4.3. Recommendations for Further Studies

Ideally future research will continue utilizing large cohort populations. Financially a more specific food frequency questionnaire that delineates specific beverage consumption, including preparation method, and consideration of add-ins such as sugar or cream to beverages would likely yield truer consumption. In-person interviews may improve the quality of the diet being evaluated by having the interviewer define and explain questions along with providing visualization of portion sizes, but this can be time consuming and costly if trained researchers are the ones interviewing. Finding a way to reduce confounders such as separating those who drink coffee versus those who drink tea may also be helpful in determining outcomes with caffeine intake. Determining an appropriate time for follow-up is needed to identify childhood or adolescent age cut off points. As children age into puberty body composition changes can alter results and therefore needs to be addressed.

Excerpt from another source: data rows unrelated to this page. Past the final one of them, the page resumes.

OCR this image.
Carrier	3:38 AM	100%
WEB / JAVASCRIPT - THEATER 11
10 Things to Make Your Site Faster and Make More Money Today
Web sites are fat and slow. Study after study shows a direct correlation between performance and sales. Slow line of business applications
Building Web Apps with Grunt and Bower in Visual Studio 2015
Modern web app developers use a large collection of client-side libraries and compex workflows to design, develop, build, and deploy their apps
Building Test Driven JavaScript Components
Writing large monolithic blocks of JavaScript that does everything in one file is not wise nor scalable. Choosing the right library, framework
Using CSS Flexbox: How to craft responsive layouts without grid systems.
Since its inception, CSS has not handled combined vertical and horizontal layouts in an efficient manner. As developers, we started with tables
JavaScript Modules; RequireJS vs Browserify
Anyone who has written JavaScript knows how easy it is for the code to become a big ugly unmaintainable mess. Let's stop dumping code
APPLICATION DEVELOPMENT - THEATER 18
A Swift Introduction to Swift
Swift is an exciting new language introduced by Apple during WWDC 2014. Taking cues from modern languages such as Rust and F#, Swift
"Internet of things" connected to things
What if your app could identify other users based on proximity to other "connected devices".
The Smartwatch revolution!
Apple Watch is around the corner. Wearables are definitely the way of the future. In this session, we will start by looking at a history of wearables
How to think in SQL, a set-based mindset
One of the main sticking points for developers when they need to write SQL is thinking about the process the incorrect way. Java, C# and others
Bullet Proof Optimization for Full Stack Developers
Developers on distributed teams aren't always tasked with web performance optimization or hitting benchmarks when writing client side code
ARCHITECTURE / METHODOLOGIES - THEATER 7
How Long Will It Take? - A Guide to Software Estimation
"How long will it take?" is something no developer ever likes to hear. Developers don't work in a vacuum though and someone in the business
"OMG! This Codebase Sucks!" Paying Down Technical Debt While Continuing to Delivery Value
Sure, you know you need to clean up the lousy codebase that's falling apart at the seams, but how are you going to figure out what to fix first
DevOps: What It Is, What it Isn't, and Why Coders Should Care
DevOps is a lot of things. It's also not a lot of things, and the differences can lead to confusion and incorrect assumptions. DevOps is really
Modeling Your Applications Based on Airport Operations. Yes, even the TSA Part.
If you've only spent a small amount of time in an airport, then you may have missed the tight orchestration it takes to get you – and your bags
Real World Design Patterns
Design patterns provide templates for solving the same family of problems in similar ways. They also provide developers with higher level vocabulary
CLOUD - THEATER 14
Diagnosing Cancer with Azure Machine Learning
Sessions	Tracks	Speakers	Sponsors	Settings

5. Conclusion and Global Health Implications

From the studies reviewed, caffeine intake as low as 50 mg/day14,15 during pregnancy has an association with increased risk of childhood overweight or obesity measured by either BMI per IOTF criteria15 or central obesity.14 One study found increased risk of obesity when any caffeine intake during pregnancy was considered, but the risk doubled when caffeine amounts were ≥150 mg/day.24 The remaining two studies with a positive association didn’t observe a risk of overweight or obesity until caffeine intake was ≥360 mg/day.13,22 As only two studies found associations at 50 mg/day but did identify that the risk increased as the amount of caffeine increased,14,15 the current recommendation of <200 mg/day presents with a lower risk of offspring overweight or obesity, but complete avoidance of caffeine would be recommended during pregnancy to eliminate any risk of these characteristics in children.

Acknowledgements:

None.

Compliance with Ethical Standards

Conflicts of Interest: The authors declare no conflicts of interest.

Financial Disclosure: This research did not receive any specific grant from funding agencies in the public, commercial, or not-for-profit sectors.

Funding/Support: There was no source of funding or sponsors for this study.

Ethics Approval:This is a systematic review, therefore it was not necessary to obtain an institutional ethics approval before conducting the review.